Overall, the novel treats racism in ways that are mostly subtle, but subtle treatment seems to me to be a very effective strategy.
Langston Hughes criticized Hurston for not dealing with racial issues. But she does, to some extent. Ironically, one of the most racist characters in the novel is Mrs. Turner, who is black herself. Mrs. Turner tries to turn Janie away from Tea Cake because he is too dark for the light-skinned Janie. Hurston shows how even African Americans can exhibit racism toward each other.
While Hurston's novel does not address racism as later "social protest" novels by writers such as James Baldwin did in the 1960s, the setting places the narrative in a time of such division between races. However, rather than addressing the relations between races, Ms. Hurston addresses the interrelationships of African-Americans. For instance, in the section in which Janie has married the mayor of an all African-American town, there is yet conflict: Some are envious of the mayor and the mayor is extremely possessive and jealous of Janie. To keep other men from being attracted to her, he insists that she cover her hair and dress plainly and not socialize with the men in front of the store. Her spirit repressed by his possessiveness and his insults in Chapter 7 when he belittles her before customers, is again despondent. Her independent spirit must be free; she begins to daydream as she has done when married to her first husband.
After Joe's death, Janie realizes that she has been living "under a cloak" and begins to discover her sense of self which is the main theme of "Their Eyes Were Watching God." In Chapter 9 the image of the horizon is used to symbolize (Oprah's movie has Janie in the water looking at the sky) the expanse of life. Janie reflects that Nanny took this horizon and "pinched it into such a little bit of a thing that she could tie it around her neck tight enough to chokde her." Janie wants more.

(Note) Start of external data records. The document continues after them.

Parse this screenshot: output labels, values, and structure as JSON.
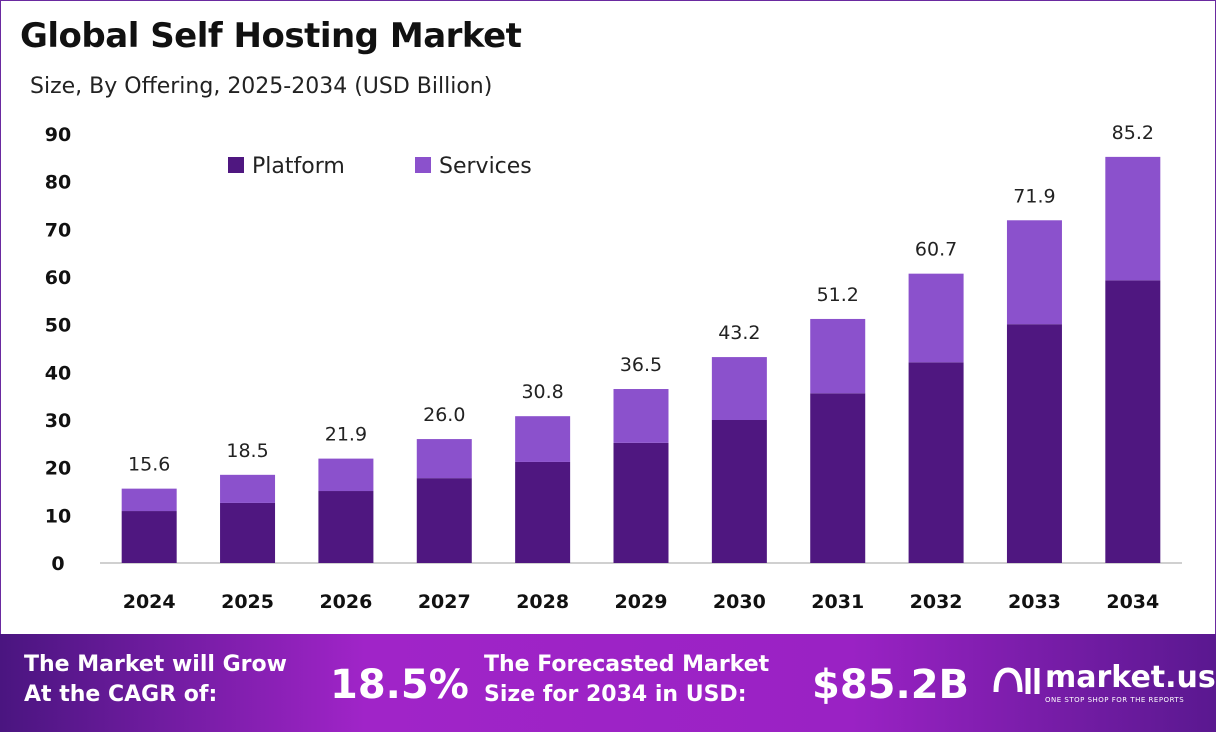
{
  "title": "Global Self Hosting Market",
  "subtitle": "Size, By Offering, 2025-2034 (USD Billion)",
  "colors": {
    "platform": "#4f1780",
    "services": "#8b51cc"
  },
  "chart_data": {
    "type": "bar",
    "stacked": true,
    "categories": [
      "2024",
      "2025",
      "2026",
      "2027",
      "2028",
      "2029",
      "2030",
      "2031",
      "2032",
      "2033",
      "2034"
    ],
    "series": [
      {
        "name": "Platform",
        "values": [
          10.9,
          12.6,
          15.1,
          17.8,
          21.2,
          25.2,
          30.0,
          35.6,
          42.1,
          50.1,
          59.3
        ]
      },
      {
        "name": "Services",
        "values": [
          4.7,
          5.9,
          6.8,
          8.2,
          9.6,
          11.3,
          13.2,
          15.6,
          18.6,
          21.8,
          25.9
        ]
      }
    ],
    "totals": [
      "15.6",
      "18.5",
      "21.9",
      "26.0",
      "30.8",
      "36.5",
      "43.2",
      "51.2",
      "60.7",
      "71.9",
      "85.2"
    ],
    "ylim": [
      0,
      90
    ],
    "yticks": [
      "0",
      "10",
      "20",
      "30",
      "40",
      "50",
      "60",
      "70",
      "80",
      "90"
    ],
    "grid": false,
    "legend": "top-left"
  },
  "footer": {
    "cagr_label_1": "The Market will Grow",
    "cagr_label_2": "At the CAGR of:",
    "cagr_value": "18.5%",
    "size_label_1": "The Forecasted Market",
    "size_label_2": "Size for 2034 in USD:",
    "size_value": "$85.2B",
    "brand": "market.us",
    "tagline": "ONE STOP SHOP FOR THE REPORTS"
  }
}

While Their Eyes Were Watching God is not a treatise on racism, it is an accurate reflection of the time and it certainly was a time when the lines between blacks and whites were clearly drawn. The posts above outline some clear examples from the novel, and I'll add the conflict Joe and Janie had when they first arrived in Eatonville (okay, so it was mostly Joe who had the conflict). He saw all the stereotypes in these people: lazy, dependent, unthinking, unmotivated, backbiting, and gossipy. In contrast, Joe saw himself more as a white man: motivated, forward-thinking, educated, and eloquent. This, of course, is nothing but a stereotype.
Yes, racism exists throughout the book.
We see it in Chapter 2 when Janie relates her story of growing up on a plantations surrounded by white children, unsure of her own identity for years.
We see it in the reactions of the people of Eatonville to Janie's lighter complexion.
We see it in the Everglades in the diner scene that Tea Cake and friends destroy in protest to the comments of the diner owner and his wife.
We see it in the courtroom scene at the very end of the novel in the descriptions of the white judges's and lawyers' attitudes toward the African Americans who fill the gallery.